It’s Going to Be in the Genes

Oncology, Oncology Vol 28 No 11, Volume 28, Issue 11

Developing a scoring system for staging patients with hepatic colorectal metastases is important for prognosis and for identifying those who will benefit from additional systemic therapy.

When I was asked to write a commentary on liver-directed treatments for hepatic colorectal metastases, my first thought was that we in no way needed another review of this subject, which has been beaten to death in the literature over the last decade. However, at the outset, let me state that this review[1] by Dr. Yuman Fong, the senior author, and his colleagues should be mandatory reading for residents and fellows in training in any specialty of oncology. Dr. Fong is one of several talented US investigators in the field of surgical oncology who has extensive experience with the treatment of liver metastases from colorectal cancer. It would be a waste of my time to criticize this review, since it is up to date on liver-directed treatments for colorectal hepatic metastases. The sections on tumor ablation and radiation therapy (which includes external beam, proton beam, and regional brachytherapy/radioembolization) are excellent discussions. The same goes for the section on clinical staging. There is no fluff in any of the descriptions, but rather straight-to-the-point discussions, with excellent references for further in-depth reading.

I would like to focus this commentary on the section entitled “Need for Useful Clinical Staging Criteria.” The authors state-and rightly so-that the population of patients with colorectal metastases who are offered hepatectomy is clearly a heterogeneous group of individuals. Hence, developing a scoring system for staging patients with hepatic colorectal metastases is important, both for purposes of prognosis and to identify patients who will benefit from additional systemic therapy, either following hepatic resection or in the neoadjuvant setting. The Clinical Risk Score (CRS), as illustrated in Table 3 of the article, is widely utilized, and this system has been verified by several investigators. The CRS can predict prognosis both for patients who undergo hepatic resection and those treated with ablative procedures. However, I am sure that Dr. Fong and colleagues would agree that the CRS is not optimal, and that a better means of predicting prognosis and identifying patients who will benefit from additional systemic therapy, either following hepatic resection or prior to resection, needs to be developed.

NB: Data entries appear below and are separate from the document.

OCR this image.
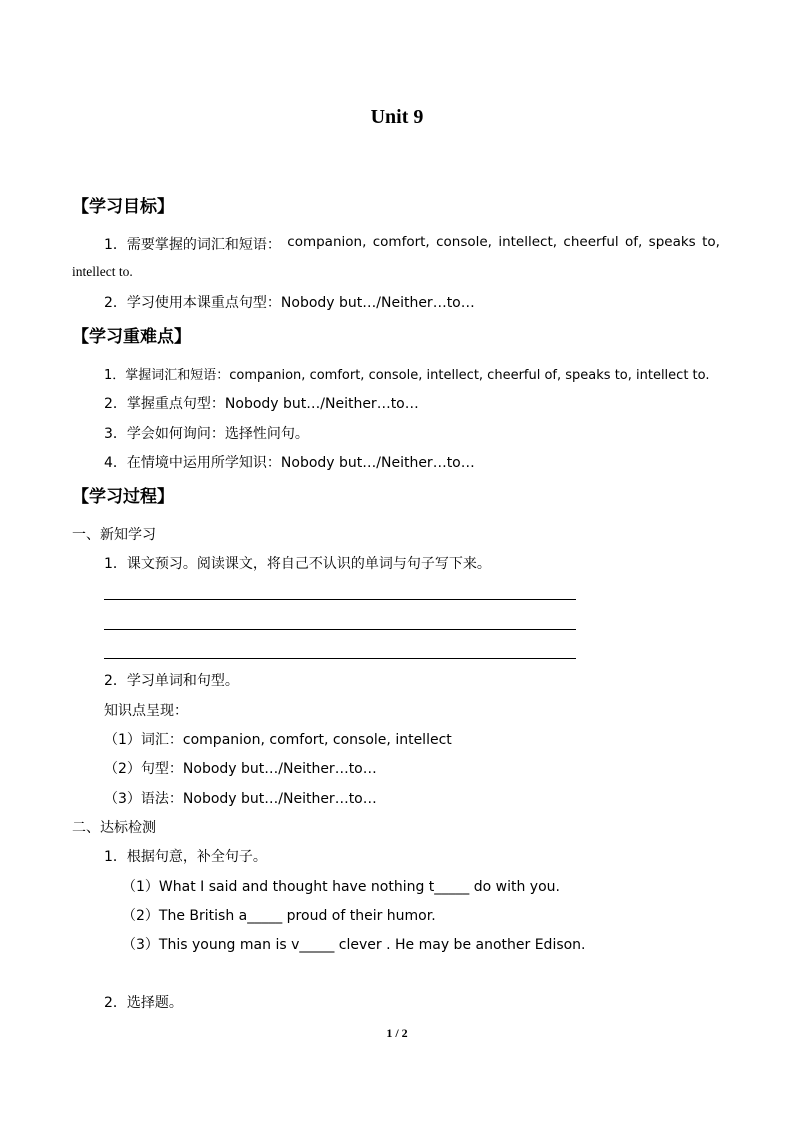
Unit 9
【学习目标】
1．需要掌握的词汇和短语： companion, comfort, console, intellect, cheerful of, speaks to,
intellect to.
2．学习使用本课重点句型：Nobody but…/Neither…to…
【学习重难点】
1．掌握词汇和短语：companion, comfort, console, intellect, cheerful of, speaks to, intellect to.
2．掌握重点句型：Nobody but…/Neither…to…
3．学会如何询问：选择性问句。
4．在情境中运用所学知识：Nobody but…/Neither…to…
【学习过程】
一、新知学习
1．课文预习。阅读课文，将自己不认识的单词与句子写下来。
2．学习单词和句型。
知识点呈现：
（1）词汇：companion, comfort, console, intellect
（2）句型：Nobody but…/Neither…to…
（3）语法：Nobody but…/Neither…to…
二、达标检测
1．根据句意，补全句子。
（1）What I said and thought have nothing t_____ do with you.
（2）The British a_____ proud of their humor.
（3）This young man is v_____ clever . He may be another Edison.
2．选择题。
1 / 2
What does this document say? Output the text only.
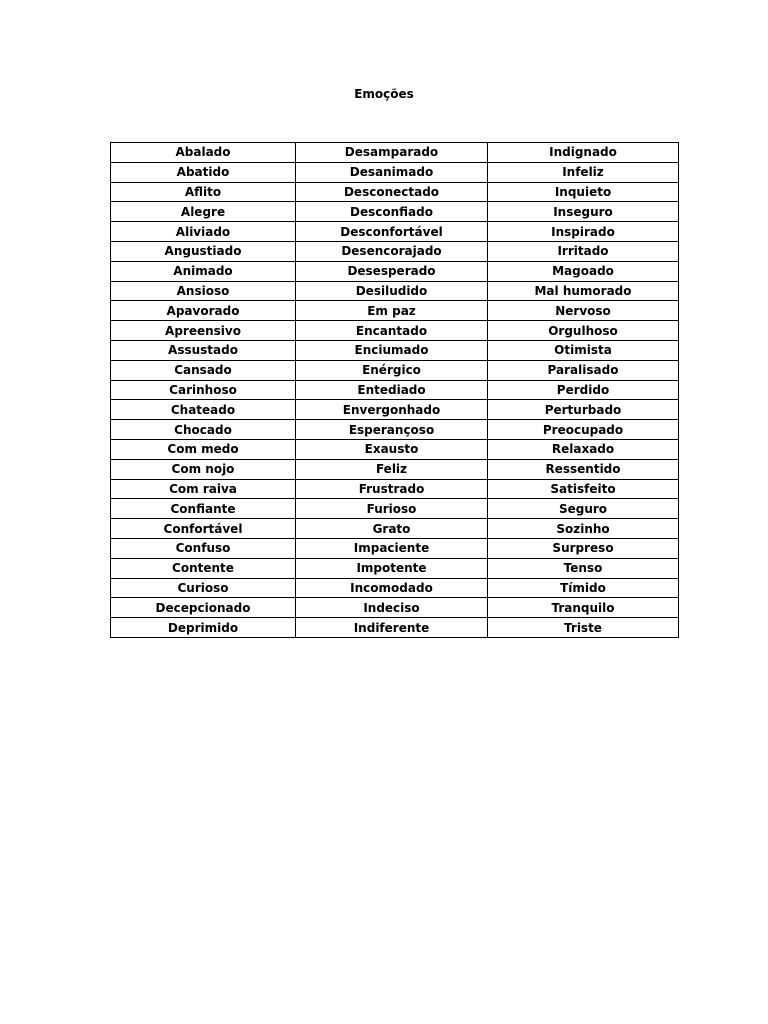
Emoções
Abalado	Desamparado	Indignado
Abatido	Desanimado	Infeliz
Aflito	Desconectado	Inquieto
Alegre	Desconfiado	Inseguro
Aliviado	Desconfortável	Inspirado
Angustiado	Desencorajado	Irritado
Animado	Desesperado	Magoado
Ansioso	Desiludido	Mal humorado
Apavorado	Em paz	Nervoso
Apreensivo	Encantado	Orgulhoso
Assustado	Enciumado	Otimista
Cansado	Enérgico	Paralisado
Carinhoso	Entediado	Perdido
Chateado	Envergonhado	Perturbado
Chocado	Esperançoso	Preocupado
Com medo	Exausto	Relaxado
Com nojo	Feliz	Ressentido
Com raiva	Frustrado	Satisfeito
Confiante	Furioso	Seguro
Confortável	Grato	Sozinho
Confuso	Impaciente	Surpreso
Contente	Impotente	Tenso
Curioso	Incomodado	Tímido
Decepcionado	Indeciso	Tranquilo
Deprimido	Indiferente	Triste
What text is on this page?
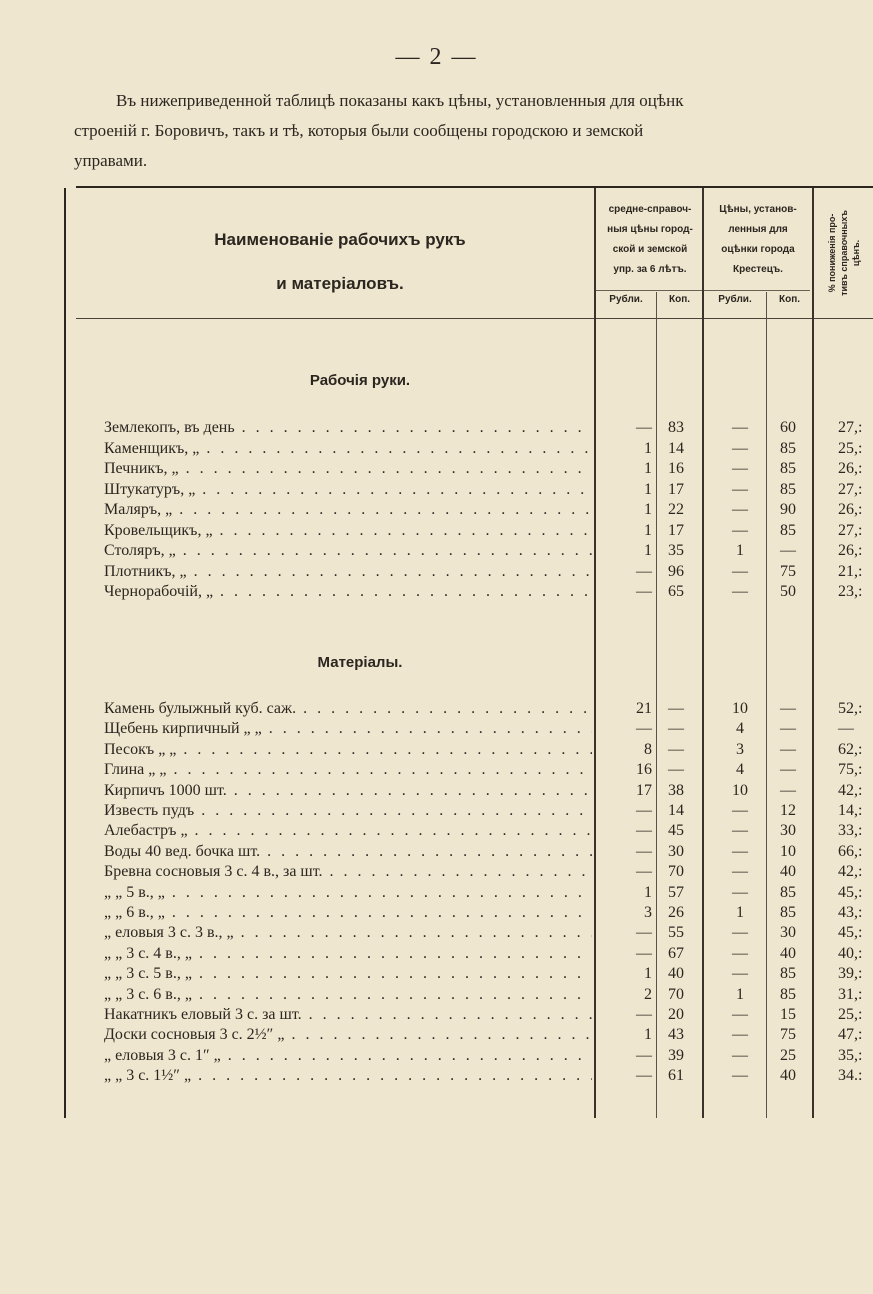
— 2 —
Въ нижеприведенной таблицѣ показаны какъ цѣны, установленныя для оцѣнк
строеній г. Боровичъ, такъ и тѣ, которыя были сообщены городскою и земской
управами.
Наименованіе рабочихъ рукъ
и матеріаловъ.
средне-справоч-
ныя цѣны город-
ской и земской
упр. за 6 лѣтъ.
Цѣны, установ-
ленныя для
оцѣнки города
Крестецъ.	% пониженія про- тивъ справочныхъ цѣнъ.
Рубли.	Коп.	Рубли.	Коп.
Рабочія руки.
Матеріалы.
Землекопъ, въ день . . .	—	83	—	60	27,:
Каменщикъ, „ . . .	1	14	—	85	25,:
Печникъ, „ . . .	1	16	—	85	26,:
Штукатуръ, „ . . .	1	17	—	85	27,:
Маляръ, „ . . .	1	22	—	90	26,:
Кровельщикъ, „ . . .	1	17	—	85	27,:
Столяръ, „ . . .	1	35	1	—	26,:
Плотникъ, „ . . .	—	96	—	75	21,:
Чернорабочій, „ . . .	—	65	—	50	23,:
Камень булыжный куб. саж. . . .	21	—	10	—	52,:
Щебень кирпичный „ „ . . .	—	—	4	—	—
Песокъ „ „ . . .	8	—	3	—	62,:
Глина „ „ . . .	16	—	4	—	75,:
Кирпичъ 1000 шт. . . .	17	38	10	—	42,:
Известь пудъ . . .	—	14	—	12	14,:
Алебастръ „ . . .	—	45	—	30	33,:
Воды 40 вед. бочка шт. . . .	—	30	—	10	66,:
Бревна сосновыя 3 с. 4 в., за шт. . . .	—	70	—	40	42,:
„ „ 5 в., „ . . .	1	57	—	85	45,:
„ „ 6 в., „ . . .	3	26	1	85	43,:
„ еловыя 3 с. 3 в., „ . . .	—	55	—	30	45,:
„ „ 3 с. 4 в., „ . . .	—	67	—	40	40,:
„ „ 3 с. 5 в., „ . . .	1	40	—	85	39,:
„ „ 3 с. 6 в., „ . . .	2	70	1	85	31,:
Накатникъ еловый 3 с. за шт. . . .	—	20	—	15	25,:
Доски сосновыя 3 с. 2½″ „ . . .	1	43	—	75	47,:
„ еловыя 3 с. 1″ „ . . .	—	39	—	25	35,:
„ „ 3 с. 1½″ „ . . .	—	61	—	40	34.:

It will also not surprise Dr. Fong and his colleagues that this leads us to a mention of the genetics of colorectal cancer. This area of research was jump-started by the Cancer Genome Atlas Project, which conducted a genome-scale analysis of 276 colon and rectal cancer samples, analyzing exome sequence, DNA copy number, promoter methylation, and messenger RNA and micro RNA expression.[2] The Cancer Genome Atlas Project demonstrated that not all colon and rectal cancers are the same at the molecular level. For example, tumors from the ascending colon are more likely to be hypermethylated and to have elevated mutation rates than are other colorectal cancers located in the large intestine. Other researchers[3] have demonstrated that about half of the hepatic metastases from colorectal cancer that they investigated had the same clonal origin as their primary colorectal carcinomas, whereas in the remaining cases the metastases were genetically distinct from their primary carcinomas. These latter investigators emphasized the need to evaluate the genetics of hepatic metastases separately for optimized therapy rather than extrapolating from the primary colon or rectal cancer. It is important to note that our knowledge of the molecular events underlying colorectal cancer is greater than for other common solid tumors.

One of the points I am trying to make is that one can foresee a time when the CRS will be replaced by a patient’s genomic profile, which will allow the oncologist not only to determine the prognosis of someone who presents with resectable hepatic metastases from colorectal cancer, but also make possible the identification of effective systemic therapy that would add to the survival benefit from surgical resection or any liver-ablative procedures. And ultimately, this line of investigation will lead to the identification of those genes that are involved in promoting tumor cells to metastasize to the liver from the primary colon or rectal cancer. It is hoped that utilizing the scientific technologies that we have today will not only increase our understanding of hepatic metastases, but also, at some point in the future, identify molecular targets that, when treated, can actually prevent metastases to the liver, obviating the need to treat metastases at all.

I congratulate Dr. Fong and his colleagues on their fine review. Conceivably the day will arrive when a review article on this topic describes genomic profiling that will key a drug or vaccine or gene therapy that will actually prevent the development of primary colorectal cancer, and the development of hepatic metastases will only be of historical interest.

Financial Disclosure:The author has no significant financial interest in or other relationship with the manufacturer of any product or provider of any service mentioned in this article.


1. Park J, Chen Y-J, Lu W-P, Fong Y. The evolution of liver-directed treatments for hepatic colorectal metastasis. Oncology (Williston Park). 2014;28:991-1003.

2. The Cancer Genome Atlas Network. Comprehensive molecular characterization of human colon and rectal cancer. Nature. 2012;487:330-7.

3. Lee SY, Haq F, Kim D, et al. Comparative genomic analysis of primary and synchronous metastatic colorectal cancers. PLoS ONE. 2014;9: e90459.